Vector Database Security — Write/Read Separation

v2.4.0 | Report Errata

docs security docs security

Systems using retrieval-augmented generation, semantic search, or embedding-based matching store dense vector embeddings in specialised databases (Pinecone, Weaviate, Qdrant, Milvus, pgvector, Chroma). Access control must enforce separation between write access (used during knowledge base indexing) and read access (used during inference-time retrieval).

The indexing pipeline authenticates as a dedicated service identity with write permissions; the inference service authenticates as a separate identity with read-only permissions. Administrative operations (index deletion, schema changes, bulk exports) require elevated privileges and produce audit log entries. This separation ensures that a compromised inference service cannot modify the knowledge base, and a compromised indexing pipeline cannot exfiltrate query patterns.

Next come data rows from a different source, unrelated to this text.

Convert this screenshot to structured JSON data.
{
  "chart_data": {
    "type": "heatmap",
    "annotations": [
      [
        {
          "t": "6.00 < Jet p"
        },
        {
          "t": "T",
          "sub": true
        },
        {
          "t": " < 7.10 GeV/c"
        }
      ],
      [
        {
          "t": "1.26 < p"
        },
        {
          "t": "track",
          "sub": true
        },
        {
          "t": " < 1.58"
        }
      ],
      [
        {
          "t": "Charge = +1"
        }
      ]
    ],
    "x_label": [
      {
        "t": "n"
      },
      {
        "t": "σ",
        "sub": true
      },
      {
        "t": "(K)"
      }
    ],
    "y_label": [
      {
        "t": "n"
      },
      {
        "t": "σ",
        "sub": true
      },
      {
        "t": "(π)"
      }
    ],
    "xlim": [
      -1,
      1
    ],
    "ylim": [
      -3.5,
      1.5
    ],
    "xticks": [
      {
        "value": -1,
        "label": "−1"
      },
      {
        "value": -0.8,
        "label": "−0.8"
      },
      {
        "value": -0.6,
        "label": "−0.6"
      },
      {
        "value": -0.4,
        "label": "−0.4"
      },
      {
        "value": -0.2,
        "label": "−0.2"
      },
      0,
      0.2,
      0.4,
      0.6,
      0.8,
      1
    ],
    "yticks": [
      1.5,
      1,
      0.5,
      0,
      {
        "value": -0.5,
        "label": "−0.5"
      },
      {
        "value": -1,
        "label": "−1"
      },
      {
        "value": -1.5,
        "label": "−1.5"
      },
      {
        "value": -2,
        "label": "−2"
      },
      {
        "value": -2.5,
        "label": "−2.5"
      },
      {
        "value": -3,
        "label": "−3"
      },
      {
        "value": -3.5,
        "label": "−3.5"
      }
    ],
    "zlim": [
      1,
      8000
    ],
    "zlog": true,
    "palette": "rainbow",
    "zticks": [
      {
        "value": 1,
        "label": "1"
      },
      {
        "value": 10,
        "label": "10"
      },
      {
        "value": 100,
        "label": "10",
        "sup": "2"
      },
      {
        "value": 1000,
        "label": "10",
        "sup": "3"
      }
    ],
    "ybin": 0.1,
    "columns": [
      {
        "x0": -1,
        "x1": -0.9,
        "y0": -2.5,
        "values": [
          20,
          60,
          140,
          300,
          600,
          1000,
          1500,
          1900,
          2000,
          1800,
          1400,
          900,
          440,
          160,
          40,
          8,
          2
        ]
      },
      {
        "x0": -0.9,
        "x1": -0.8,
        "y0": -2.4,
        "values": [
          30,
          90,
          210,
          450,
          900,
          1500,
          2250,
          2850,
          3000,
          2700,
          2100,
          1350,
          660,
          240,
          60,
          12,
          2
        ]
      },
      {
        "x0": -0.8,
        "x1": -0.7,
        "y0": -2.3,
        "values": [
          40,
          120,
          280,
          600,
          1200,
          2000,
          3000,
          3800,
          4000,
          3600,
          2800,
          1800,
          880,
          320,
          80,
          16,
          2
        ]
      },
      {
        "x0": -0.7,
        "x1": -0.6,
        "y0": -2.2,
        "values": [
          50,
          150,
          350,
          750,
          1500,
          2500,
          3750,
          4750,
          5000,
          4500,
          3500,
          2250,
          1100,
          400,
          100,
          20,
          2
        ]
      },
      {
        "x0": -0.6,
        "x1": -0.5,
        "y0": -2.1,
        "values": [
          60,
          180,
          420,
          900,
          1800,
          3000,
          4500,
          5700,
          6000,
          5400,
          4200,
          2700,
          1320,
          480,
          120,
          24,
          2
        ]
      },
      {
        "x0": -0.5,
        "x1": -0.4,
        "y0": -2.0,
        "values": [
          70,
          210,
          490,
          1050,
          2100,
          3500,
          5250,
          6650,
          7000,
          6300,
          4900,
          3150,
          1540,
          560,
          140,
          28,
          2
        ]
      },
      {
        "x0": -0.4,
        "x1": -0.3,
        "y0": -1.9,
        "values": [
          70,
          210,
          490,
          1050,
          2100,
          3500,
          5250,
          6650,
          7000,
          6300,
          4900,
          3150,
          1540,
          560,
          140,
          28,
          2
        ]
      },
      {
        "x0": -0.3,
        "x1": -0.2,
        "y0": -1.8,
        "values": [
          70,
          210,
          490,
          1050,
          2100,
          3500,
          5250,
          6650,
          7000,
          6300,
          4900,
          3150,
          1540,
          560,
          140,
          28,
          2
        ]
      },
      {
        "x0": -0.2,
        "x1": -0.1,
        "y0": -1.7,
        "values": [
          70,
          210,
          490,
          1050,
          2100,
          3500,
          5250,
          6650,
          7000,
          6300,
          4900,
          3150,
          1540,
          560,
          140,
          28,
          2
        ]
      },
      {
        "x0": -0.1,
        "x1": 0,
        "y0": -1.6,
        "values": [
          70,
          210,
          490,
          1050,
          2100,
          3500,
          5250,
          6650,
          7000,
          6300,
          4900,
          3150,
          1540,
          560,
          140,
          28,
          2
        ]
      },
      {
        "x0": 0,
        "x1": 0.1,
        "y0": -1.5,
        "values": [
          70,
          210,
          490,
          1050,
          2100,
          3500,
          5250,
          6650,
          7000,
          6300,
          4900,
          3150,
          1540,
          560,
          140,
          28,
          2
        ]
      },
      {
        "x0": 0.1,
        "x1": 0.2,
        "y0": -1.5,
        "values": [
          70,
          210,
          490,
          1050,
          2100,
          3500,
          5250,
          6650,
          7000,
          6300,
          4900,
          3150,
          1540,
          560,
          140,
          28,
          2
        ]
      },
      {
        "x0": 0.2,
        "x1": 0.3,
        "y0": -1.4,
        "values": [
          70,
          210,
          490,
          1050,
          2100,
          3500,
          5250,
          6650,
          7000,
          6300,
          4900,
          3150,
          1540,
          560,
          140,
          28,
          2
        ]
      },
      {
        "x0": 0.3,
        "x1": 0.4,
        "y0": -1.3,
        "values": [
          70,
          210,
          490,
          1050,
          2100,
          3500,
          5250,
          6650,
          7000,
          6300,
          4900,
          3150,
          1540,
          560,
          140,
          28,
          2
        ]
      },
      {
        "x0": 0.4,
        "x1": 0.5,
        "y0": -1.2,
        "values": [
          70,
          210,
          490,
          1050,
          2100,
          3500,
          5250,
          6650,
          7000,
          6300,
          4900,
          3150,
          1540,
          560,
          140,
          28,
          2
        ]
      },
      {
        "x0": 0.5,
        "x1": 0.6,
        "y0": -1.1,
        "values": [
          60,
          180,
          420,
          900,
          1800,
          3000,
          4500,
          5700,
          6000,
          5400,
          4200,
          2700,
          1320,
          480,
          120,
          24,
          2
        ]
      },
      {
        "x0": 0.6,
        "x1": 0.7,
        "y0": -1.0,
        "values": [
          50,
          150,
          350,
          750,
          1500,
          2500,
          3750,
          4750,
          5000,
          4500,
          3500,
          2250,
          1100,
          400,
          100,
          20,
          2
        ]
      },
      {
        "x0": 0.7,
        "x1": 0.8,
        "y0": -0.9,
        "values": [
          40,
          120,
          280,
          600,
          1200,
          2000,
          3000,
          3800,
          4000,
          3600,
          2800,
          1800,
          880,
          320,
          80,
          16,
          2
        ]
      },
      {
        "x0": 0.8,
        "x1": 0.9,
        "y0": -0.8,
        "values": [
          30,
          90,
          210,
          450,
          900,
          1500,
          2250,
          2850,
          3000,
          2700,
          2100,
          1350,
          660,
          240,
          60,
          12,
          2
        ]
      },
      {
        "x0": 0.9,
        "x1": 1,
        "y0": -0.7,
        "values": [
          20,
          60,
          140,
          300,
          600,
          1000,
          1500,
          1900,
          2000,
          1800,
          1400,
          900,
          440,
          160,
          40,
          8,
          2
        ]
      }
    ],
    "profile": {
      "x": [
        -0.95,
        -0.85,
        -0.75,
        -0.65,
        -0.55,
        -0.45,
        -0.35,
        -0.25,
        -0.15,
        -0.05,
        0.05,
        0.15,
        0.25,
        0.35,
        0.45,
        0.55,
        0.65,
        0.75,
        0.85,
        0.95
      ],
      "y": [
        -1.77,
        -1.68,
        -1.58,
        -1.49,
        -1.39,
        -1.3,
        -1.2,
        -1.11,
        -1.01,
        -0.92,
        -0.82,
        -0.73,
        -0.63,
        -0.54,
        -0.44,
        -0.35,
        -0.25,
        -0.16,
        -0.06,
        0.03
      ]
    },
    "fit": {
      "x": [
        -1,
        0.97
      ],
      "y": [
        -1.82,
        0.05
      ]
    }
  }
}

Encryption at rest protects stored embeddings. As discussed in Article 97 (GDPR status of stored embeddings), embeddings derived from documents containing personal data may themselves constitute personal data under GDPR. The encryption, retention, and deletion requirements that apply to the source documents therefore extend to the embeddings. The vector database security configuration is documented in Module 9.

Key outputs

Write/read access separation with dedicated service identities
Elevated privilege requirements for administrative operations
Encryption at rest for stored embeddings
Module 9 AISDP documentation